Hobbes conhecia a falência da democracia em Atenas
e observou a Revolução Inglesa, enterrada na ditadura pessoal de Cromwell, mas
dirigida por líderes anônimos. A democracia exige responsabilidade de pessoas
concretas, nega força hegemônica ao Executivo com seus braços, os pretensos
"movimentos não institucionalizados". O decreto presidencial lembra
um texto a ser lido pelos imprudentes: Estado, Movimento, Povo, de Carl
Schmitt (1). O poder, segundo o jurista, se dividiria em três setores: o povo
inerte que diz "sim" ou "não" plebiscitariamente e segue o
partido, que, por sua vez, segue o líder (princípio da Führung), mantendo o
Estado.
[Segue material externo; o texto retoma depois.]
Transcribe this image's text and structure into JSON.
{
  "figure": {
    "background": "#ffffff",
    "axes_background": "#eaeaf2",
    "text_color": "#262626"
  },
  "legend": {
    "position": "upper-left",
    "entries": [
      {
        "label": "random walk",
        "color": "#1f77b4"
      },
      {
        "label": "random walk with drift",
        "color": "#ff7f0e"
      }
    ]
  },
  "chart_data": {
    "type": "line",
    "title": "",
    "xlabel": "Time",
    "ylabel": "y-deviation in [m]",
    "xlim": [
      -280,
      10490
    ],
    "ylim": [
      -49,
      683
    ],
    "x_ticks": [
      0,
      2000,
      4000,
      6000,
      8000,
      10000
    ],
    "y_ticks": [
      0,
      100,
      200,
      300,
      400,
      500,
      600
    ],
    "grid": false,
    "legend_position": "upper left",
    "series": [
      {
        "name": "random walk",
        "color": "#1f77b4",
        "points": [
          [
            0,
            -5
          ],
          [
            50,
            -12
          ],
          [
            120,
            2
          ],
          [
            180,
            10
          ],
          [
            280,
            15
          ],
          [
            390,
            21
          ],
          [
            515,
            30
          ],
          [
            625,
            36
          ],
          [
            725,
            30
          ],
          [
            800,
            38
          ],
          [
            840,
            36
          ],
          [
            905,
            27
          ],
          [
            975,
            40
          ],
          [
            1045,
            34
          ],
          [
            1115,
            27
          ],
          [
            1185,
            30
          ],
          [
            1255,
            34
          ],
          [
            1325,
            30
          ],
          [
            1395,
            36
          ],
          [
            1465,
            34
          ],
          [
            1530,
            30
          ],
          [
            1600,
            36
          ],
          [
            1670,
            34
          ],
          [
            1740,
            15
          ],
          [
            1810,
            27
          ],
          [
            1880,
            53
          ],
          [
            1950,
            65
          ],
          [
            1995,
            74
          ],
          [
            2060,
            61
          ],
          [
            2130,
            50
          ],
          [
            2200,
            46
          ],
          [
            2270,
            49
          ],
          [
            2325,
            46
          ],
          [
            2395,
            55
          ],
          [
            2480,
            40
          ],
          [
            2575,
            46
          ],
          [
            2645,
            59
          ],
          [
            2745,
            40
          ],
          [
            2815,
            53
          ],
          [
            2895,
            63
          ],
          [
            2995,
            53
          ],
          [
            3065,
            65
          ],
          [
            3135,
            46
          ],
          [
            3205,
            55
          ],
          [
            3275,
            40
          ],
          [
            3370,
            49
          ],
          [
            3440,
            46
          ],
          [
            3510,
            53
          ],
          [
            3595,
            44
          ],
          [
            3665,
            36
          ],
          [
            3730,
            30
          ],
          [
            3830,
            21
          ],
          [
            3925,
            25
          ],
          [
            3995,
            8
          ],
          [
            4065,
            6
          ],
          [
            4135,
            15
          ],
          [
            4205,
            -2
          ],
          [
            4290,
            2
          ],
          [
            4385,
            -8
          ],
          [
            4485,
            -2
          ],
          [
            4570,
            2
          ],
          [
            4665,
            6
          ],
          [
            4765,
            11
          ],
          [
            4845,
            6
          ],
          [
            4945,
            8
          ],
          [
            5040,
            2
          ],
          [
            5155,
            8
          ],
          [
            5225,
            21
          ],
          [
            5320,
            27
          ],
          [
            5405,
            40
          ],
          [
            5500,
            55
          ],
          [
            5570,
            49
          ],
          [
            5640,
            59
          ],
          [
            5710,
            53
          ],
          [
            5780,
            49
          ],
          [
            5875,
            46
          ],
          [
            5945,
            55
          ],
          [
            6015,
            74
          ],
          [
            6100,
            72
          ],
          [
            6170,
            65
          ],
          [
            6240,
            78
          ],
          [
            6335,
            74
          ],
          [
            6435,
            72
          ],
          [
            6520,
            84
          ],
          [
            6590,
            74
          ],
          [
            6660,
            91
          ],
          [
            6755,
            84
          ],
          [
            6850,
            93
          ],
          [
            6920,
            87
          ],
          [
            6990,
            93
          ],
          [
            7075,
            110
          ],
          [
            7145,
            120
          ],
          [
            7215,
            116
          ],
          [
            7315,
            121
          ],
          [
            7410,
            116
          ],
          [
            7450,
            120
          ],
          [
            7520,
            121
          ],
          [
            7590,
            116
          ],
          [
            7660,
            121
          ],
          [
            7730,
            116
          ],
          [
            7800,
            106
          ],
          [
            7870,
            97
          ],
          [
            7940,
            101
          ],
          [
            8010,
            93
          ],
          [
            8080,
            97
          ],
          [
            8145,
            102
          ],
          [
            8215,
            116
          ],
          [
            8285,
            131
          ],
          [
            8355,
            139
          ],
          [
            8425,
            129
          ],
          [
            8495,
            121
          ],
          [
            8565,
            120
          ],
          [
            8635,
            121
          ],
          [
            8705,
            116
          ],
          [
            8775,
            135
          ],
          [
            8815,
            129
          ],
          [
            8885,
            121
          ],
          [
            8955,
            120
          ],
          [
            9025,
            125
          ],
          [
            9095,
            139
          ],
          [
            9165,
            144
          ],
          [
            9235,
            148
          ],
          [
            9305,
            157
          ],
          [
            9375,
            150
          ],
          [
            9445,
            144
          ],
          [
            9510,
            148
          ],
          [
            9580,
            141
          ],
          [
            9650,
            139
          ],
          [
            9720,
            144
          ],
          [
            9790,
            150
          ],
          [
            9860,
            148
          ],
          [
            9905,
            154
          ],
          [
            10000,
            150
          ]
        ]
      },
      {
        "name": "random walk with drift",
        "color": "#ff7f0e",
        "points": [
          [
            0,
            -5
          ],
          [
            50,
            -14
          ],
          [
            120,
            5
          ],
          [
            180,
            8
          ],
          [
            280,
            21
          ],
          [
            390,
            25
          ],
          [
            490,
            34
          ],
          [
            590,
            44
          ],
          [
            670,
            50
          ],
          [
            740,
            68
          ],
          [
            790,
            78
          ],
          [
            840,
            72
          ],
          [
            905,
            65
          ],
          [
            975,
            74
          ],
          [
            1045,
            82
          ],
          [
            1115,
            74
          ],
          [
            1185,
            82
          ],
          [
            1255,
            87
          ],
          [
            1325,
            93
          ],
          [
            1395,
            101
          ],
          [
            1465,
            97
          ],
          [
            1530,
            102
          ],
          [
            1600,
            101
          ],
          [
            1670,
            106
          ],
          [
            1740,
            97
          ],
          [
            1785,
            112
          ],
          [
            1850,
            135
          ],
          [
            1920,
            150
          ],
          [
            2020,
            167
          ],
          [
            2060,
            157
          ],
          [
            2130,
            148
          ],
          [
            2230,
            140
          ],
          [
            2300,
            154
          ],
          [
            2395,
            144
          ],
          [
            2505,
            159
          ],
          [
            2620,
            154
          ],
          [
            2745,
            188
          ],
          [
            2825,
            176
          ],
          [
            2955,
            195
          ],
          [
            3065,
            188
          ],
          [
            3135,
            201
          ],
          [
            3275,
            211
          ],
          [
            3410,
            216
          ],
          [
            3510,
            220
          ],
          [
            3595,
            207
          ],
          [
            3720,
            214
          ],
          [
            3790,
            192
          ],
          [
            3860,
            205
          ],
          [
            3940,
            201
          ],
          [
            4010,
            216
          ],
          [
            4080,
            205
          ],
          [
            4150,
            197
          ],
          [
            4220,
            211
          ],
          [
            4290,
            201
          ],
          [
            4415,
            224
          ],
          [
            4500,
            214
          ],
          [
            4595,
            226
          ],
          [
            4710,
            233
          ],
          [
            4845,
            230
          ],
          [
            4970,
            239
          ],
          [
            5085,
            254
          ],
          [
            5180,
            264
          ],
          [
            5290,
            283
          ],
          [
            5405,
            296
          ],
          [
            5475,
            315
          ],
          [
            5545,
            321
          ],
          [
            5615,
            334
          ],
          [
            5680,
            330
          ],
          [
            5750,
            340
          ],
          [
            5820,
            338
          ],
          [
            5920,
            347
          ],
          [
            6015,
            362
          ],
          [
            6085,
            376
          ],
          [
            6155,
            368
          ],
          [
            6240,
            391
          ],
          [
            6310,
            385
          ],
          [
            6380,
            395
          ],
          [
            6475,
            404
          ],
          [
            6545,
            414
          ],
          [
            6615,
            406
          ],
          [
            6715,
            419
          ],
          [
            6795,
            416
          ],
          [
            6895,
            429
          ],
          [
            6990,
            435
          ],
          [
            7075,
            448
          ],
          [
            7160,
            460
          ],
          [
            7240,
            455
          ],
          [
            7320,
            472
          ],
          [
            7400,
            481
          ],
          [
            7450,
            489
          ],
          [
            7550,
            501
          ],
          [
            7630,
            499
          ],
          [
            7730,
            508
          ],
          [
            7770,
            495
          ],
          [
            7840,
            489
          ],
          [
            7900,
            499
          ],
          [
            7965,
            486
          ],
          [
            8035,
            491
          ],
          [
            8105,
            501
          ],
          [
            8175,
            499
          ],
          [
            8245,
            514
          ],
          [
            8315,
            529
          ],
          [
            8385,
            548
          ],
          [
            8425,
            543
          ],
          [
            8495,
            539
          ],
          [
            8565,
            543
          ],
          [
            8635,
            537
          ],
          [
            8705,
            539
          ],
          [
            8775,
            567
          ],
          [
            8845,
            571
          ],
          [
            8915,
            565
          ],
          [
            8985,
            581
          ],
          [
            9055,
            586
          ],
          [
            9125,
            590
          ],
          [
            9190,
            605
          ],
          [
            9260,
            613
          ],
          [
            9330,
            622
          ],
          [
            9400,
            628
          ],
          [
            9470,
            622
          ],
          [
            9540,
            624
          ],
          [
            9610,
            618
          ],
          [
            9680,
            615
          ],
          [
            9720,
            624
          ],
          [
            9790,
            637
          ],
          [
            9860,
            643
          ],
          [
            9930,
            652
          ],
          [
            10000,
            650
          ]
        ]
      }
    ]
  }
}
Schmitt deseja conselhos de líderes, eleitos ou escolhidos pelo
Führer...
No despotismo dos que imperam sem responsabilidade
pública, decidem as facções. Com seu decreto, o próprio governo se transforma
em facção, esquece um compromisso com o povo na sua totalidade soberana. De um
lado, a Secretaria da Presidência e, de outro, os almejados tentáculos do
Executivo. Se houvesse algo democrático no decreto, ele seria discutido
amplamente com a sociedade, depois enviado ao Legislativo. O resto é
propaganda.
(*)
ÉPROFESSOR DA UNIVERSIDADE ESTADUAL DE CAMPINAS, É AUTOR DE 'O CALDEIRÃO DE
MEDEIA' (PERSPECTIVA).
Fonte:
http://opiniao.estadao.com.br/noticias/geral,participacao-popular-e-faccoes-imp-,1511097
DA EDITORIA DO NCPAM:
(1)O texto busca no pensamento de Carl Schmitt –intelectual alemão envolvido na ideologia nacional-socialista e relativamente pouco conhecido no contexto brasileiro– a crítica feita à democracia liberal-burguesa e ao sistema parlamentar-representativo, para dele extrair uma contribuição ao atual debate sobre movimentos sociais. A proposta do autor é que os movimentos sociais, ao assumirem o confronto permanente entre as temáticas legalmente confirmadas e as demandas utópicas, podem reinvindicar a voz daqueles que atualmente vêm sendo ignorados pela política cotidiana institucionalizada e recuperar o verdadeiro espaço do Político. A argumentação inicia com algumas colocações acerca do contexto histórico que originou a preocupação teórica de Carl Schmitt. Numa segunda parte, são apresentados os aspectos centrais de um texto do mesmo autor publicado em 1933 sob o título Staat, Bewegung, Volk (Estado, movimento, povo), a partir do qual são articuladas questões sistemáticas ligadas aos movimentos sociais enquanto indicadores de falhas da democracia liberal. Por fim, é reconstruído o fio condutor da argumentação desenvolvida por Schmitt, para extrair dela as observações mais importantes que contribuem para esclarecer melhor o marco conceitual- sistemático dos atuais debates sobre os movimentos sociais.